The urge to lie was overwhelming—and not just a lie for Merik, but a story that Iseult could cling to as well.
It wasn’t my fault, she wanted to say. The Cleaved got to her, and that wasn’t my fault either.
But it was Iseult’s fault, and she knew it.
“Evrane was attacked by the Cleaved.” Iseult’s tone was colorless. Deliberate. A thousand leagues away and coming from a different person’s mouth. “I don’t know if she survived. I followed her, but she left the city.”
Merik’s Threads gave out then. The blue grief took hold completely, and he blinked back tears, his breaths choking in a way that must have sent pain shattering through his broken ribs.
That was when the glacier finally cracked, and Iseult gave up her control. She curled onto her knees beside Merik and, for the second time in her life, Iseult det Midenzi cried.

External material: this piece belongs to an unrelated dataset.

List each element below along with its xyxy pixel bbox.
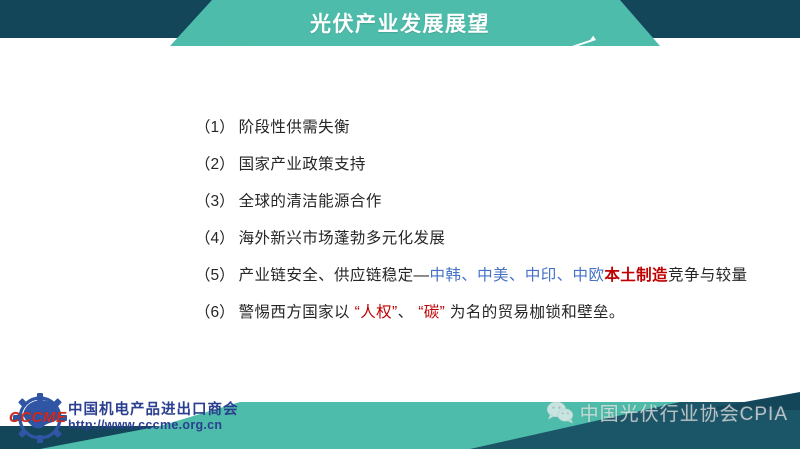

She had killed so many people today. Not on purpose, and not directly, yet the burden seemed no less vast. No less complete.
She almost … she almost wished Corlant’s curse had killed her in the end. At least then all of these lost souls might still be alive.
Eventually, Merik was too ill for her to ignore. He was pale, shaking, and his Threads were fading too fast.
So Iseult shoved aside everything she felt—every Thread that was never meant to hold sway—and she scooted closer to Merik. “Where is the Jana?” she asked, thinking his crew could get him to a healer. She and Safi had left the horses, and Iseult had no idea where the nearest living city might be. “Highness, I need to know where the Jana is.” She cupped his face. “How can I reach it?”
Merik was shivering now, his arms clutched to his chest, yet his skin roasting to the touch. His Threads were growing paler and paler …
But Iseult would be damned if she was going to let him die. She leaned in close. Made him meet her eyes. “How can I contact the Jana, Highness?”
“Lejna’s wind … drum,” he croaked. “Hit it.”
Iseult released his face, her gaze flying over the street … There. At the eastern corner of town, only a few blocks away, was a drum identical to the one on the Jana.
Iseult scrabbled upright. The salty morning spun, and her muscles felt like shredded glass. But she put one foot in front of the other … until at last she reached the drum.